The film crew and David move in. And Leah with their lookalike sons, smaller versions of Adam. David arrives to collect the keys to his rented cottage, expecting a vicar’s wife. Instead - Beata Beatrix… The sun shines, no rain falls, the reservoirs run dry. Kitty Bland’s raised thousands to give war-battered Africans a holiday. Experts in drought, the Amalians think standpipes are the last word in luxury, teach squabbling villagers survival skills. Beatrix tries to see herself as a Bishop’s wife. How can Jeremy do this to her? Will she elope with David? Will it ever rain again? Enter Maria…

Ruthlessly honest, Rosamund Ridley’s widow is not mourning her unfaithful and unloving husband, killed when his car skids on icy roads. David and his pregnant girlfriend die together. After his messy death and tidy burial, Clare does as she’s told, making a new life for herself…
‘A confident first novel… Rosamund Ridley has written a realistic romance. The widow’s struggle to keep the truth about their marriage uppermost, resisting social pressure to grieve for something false is the most successful aspect of this novel.’ Gillian Greenwood, The Times
‘As detailed and convincing as an autobiography. The Widow Bird has a zest that makes one want to read on.’ British Book News
Rosamund Ridley has an exceptional gift for drawing on the detailed minutiae of everyday existence to present a convincing and thought provoking portrait of a woman at the crossroads of her life. Critics who misread Ridley’s tongue-in-cheek theology raised the spectre of Graham Greene. Like almost every other writer identified as ‘Catholic’, Greene was a convert. Ridley’s converso background is far more intriguing. One perceptive reader recognised territory closer to Frederic Raphael. Howard Jacobson would be even nearer the mark.

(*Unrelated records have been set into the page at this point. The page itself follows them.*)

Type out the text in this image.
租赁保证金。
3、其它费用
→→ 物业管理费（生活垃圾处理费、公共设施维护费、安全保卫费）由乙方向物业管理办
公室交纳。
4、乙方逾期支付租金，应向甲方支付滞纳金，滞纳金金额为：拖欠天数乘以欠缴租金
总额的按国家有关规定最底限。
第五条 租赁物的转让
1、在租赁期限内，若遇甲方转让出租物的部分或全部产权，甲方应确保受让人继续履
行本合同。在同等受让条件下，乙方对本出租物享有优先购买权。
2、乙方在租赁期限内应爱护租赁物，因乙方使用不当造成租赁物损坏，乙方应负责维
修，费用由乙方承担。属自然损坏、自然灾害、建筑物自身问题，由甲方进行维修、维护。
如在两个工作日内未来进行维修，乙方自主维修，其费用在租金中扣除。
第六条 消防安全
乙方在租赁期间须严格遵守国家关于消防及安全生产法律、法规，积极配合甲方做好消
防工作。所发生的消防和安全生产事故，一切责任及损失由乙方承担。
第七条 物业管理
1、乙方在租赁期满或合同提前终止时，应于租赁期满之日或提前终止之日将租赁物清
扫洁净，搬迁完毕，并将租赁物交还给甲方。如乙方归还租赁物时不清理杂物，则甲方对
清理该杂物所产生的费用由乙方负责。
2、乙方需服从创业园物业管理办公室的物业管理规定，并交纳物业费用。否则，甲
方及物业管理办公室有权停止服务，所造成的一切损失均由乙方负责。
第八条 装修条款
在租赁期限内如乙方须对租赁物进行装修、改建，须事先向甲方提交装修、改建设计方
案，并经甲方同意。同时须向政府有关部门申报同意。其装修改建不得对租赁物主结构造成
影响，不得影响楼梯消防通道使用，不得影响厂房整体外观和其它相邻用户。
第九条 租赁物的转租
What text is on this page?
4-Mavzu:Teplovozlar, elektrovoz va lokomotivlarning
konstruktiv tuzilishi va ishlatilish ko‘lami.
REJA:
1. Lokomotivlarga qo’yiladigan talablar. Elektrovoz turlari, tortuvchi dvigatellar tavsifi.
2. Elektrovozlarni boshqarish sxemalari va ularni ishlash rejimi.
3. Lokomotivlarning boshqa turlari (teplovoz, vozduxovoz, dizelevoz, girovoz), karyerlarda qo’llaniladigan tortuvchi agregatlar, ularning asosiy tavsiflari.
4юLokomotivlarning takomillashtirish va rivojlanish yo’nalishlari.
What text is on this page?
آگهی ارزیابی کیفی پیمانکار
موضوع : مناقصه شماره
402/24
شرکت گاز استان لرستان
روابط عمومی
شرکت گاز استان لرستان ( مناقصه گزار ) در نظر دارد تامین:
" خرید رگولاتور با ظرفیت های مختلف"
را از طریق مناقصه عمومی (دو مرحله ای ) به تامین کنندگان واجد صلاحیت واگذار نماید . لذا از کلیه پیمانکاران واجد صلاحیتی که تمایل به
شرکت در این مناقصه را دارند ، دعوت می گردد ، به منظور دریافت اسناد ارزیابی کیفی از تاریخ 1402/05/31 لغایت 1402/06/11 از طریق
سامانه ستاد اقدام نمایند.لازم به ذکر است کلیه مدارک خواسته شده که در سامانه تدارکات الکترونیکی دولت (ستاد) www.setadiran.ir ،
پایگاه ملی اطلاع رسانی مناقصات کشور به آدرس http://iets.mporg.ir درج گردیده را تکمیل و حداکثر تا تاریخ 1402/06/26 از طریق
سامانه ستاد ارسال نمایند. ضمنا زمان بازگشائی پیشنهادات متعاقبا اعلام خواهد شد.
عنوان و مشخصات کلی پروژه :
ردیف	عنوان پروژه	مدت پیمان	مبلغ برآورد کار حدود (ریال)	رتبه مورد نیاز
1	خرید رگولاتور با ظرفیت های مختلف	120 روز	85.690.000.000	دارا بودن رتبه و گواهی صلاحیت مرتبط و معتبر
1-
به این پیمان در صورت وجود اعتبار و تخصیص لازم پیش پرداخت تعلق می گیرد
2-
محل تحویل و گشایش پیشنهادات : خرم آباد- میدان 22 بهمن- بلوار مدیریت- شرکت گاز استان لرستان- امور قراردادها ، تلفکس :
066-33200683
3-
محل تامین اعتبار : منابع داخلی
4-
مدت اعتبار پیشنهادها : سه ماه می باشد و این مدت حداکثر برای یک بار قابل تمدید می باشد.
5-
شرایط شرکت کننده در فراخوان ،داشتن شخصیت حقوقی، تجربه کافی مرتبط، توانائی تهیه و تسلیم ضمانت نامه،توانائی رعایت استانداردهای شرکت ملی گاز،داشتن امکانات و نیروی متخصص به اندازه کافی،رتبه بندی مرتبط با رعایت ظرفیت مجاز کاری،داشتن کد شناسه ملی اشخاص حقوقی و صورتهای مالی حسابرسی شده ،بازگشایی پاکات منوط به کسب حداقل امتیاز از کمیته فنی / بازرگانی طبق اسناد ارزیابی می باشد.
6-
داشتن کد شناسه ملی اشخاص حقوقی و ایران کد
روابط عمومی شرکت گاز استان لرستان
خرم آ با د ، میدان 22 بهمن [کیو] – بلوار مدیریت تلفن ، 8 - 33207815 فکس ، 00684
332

Christopher Marlowe’s youthful dreams of fame and success haven’t quite worked out - unlike those of his notorious, albeit short-lived, namesake. He’s a good journalist and had created a niche for himself in Eastern Europe - but the Iron Curtain’s been torn apart and his partner, the beautiful and brilliant academic Dr Annabel Grey, is forging ahead with her own more prestigious career, while her maverick right-wing views have made her beloved of the media.
Marlowe was wildly in love with Bel once, but the passion between them died before their first child, Luke, was six months old. He’s now a teenager - but habit has somehow kept his parents together and the result is a second child, Caro, that Bel never wanted. A fortnight after giving birth, Bel is back at her desk. Soon after that, Marlowe seems to be slipping from dual-career prosperity to a life on Family Credit with alarming ease…
‘Rosamund Ridley portrays the agonisingly unpredictable impediments, and equally unforeseen joys, of life with children with nicely precise observation… This is an interesting and important novel because it draws attention so effectively to the problems that arise when family life is piggy in the middle of two demanding careers’ Christina Hardyment, Country Living
Moving, compassionate and hard-hitting, Changing Places is an unusual story of role reversal and contemporary values.